How Does A Court Determine Your Child's Best Interests?

23 June 2023
 Categories: Law, Blog


Custody cases are often complex, and state laws on custody can vary, but most disputes involve determining the best interests of the child or children involved. At first glance, this concept may seem relatively straightforward. Unfortunately, the "best interest of a child" is not a term with a perfectly established legal definition. Instead, it often occupies a gray area requiring the court's judgment.

Of course, judges follow numerous guiding principles and legal precedents when determining your child's best interests, and you can use this knowledge to help you prepare for a child custody hearing. This article will briefly discuss three essential pieces of information you need to understand how a court may determine your child's best interests and, ultimately, arrive at custody arrangements.

1. State Guidelines Can Vary Substantially

The general principles followed by most states are relatively easy to understand. The court must ensure that one or both parents can provide for the child's basic needs and consider how custody arrangements will affect the child physically, mentally, and emotionally. However, some states also include stricter guidelines instructing the court to examine specific details for each parent.

For example, Texas (and several other states) requires the court to specifically consider whether each parent has the financial means to supply necessities for a child. Establishing your financial capacity will be critical to any child custody hearing in these states. Other factors some states consider include relationships or proximity to other family members and even the physical health of the parents.

2. Courts Often Prefer Joint Custody

Joint custody is often the default position in custody hearings, as most courts will typically feel that two parents better serve a child's best interests. Sole custody is possible, but the parent seeking custody must meet a "better parent" standard. This standard is generally relatively hard to meet and will likely require a trial.

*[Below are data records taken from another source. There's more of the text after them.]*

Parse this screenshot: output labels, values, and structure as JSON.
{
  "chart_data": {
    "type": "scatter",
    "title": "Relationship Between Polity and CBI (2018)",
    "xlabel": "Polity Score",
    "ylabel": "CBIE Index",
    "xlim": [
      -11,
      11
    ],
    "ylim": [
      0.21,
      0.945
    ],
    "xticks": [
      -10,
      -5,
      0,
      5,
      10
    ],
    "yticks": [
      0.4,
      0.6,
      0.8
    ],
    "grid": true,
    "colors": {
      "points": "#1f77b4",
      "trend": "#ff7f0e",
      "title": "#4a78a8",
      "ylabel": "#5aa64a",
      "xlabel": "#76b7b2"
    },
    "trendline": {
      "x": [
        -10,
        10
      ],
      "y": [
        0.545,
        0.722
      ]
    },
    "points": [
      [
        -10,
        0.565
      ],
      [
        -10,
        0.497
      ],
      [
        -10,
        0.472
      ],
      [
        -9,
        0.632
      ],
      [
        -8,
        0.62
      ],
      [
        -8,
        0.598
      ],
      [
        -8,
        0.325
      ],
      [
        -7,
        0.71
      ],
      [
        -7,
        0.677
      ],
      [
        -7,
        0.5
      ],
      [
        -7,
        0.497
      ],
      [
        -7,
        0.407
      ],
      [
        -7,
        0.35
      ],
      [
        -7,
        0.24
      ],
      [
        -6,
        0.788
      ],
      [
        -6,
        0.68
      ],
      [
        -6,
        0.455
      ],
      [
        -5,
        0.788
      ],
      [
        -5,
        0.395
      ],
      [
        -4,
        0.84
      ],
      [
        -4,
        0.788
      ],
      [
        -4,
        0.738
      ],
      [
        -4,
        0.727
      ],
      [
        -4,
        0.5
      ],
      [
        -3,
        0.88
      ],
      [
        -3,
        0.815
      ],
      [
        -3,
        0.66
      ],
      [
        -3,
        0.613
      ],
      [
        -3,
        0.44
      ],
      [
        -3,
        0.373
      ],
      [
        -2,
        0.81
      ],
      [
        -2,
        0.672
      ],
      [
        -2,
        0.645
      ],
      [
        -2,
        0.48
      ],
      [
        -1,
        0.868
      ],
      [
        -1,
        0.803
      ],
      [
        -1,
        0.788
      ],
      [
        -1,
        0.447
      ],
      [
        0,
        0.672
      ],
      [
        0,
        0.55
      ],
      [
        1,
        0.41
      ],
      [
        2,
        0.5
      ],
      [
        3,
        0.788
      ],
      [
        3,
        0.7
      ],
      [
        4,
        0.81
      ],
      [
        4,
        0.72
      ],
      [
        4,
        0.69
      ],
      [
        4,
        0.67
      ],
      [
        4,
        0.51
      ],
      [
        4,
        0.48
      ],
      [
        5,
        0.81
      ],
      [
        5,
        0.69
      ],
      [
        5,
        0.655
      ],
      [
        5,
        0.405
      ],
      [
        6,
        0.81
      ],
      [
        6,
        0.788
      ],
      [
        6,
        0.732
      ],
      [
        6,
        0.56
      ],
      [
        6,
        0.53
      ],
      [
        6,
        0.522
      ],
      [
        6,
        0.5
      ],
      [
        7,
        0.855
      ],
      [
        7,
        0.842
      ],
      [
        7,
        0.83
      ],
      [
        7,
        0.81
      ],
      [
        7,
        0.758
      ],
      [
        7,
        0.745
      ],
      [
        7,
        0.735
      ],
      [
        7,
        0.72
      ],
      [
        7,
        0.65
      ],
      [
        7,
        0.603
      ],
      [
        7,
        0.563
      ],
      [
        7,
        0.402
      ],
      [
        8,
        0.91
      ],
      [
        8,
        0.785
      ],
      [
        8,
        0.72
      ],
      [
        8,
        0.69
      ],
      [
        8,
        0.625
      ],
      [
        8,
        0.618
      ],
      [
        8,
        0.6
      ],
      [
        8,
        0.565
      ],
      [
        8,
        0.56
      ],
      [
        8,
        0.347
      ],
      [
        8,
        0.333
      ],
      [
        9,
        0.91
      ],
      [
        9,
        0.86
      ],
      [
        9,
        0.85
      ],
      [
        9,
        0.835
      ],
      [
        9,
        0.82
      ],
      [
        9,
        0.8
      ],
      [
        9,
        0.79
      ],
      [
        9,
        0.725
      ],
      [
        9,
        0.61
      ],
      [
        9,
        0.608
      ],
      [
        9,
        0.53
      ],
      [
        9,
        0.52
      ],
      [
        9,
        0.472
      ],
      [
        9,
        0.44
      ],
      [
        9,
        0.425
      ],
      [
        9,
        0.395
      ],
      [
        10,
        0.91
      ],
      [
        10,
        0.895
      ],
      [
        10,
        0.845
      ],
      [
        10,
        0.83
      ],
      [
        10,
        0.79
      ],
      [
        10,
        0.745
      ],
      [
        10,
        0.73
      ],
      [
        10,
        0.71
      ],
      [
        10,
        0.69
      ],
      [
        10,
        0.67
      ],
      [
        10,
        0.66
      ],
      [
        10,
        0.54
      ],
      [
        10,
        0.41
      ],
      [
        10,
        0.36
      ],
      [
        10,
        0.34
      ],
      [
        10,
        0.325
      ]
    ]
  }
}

If you're pursuing sole custody, you will need to work with an attorney as early in the process as possible. Your attorney will help you gather evidence, talk to witnesses, and develop a case to prove you can meet this standard. Likewise, defending against a parent seeking sole or full custody will almost always require the help of an experienced attorney.

3. Your Child's Wishes May Matter

As with most other factors affecting custody cases, the importance of your child's wishes will vary by state. While any judge can consider your child's wishes, several states require them to do so. Note that considering your child's wishes as a relevant factor is not the same as granting their request. The court can still decide that other factors are more pressing.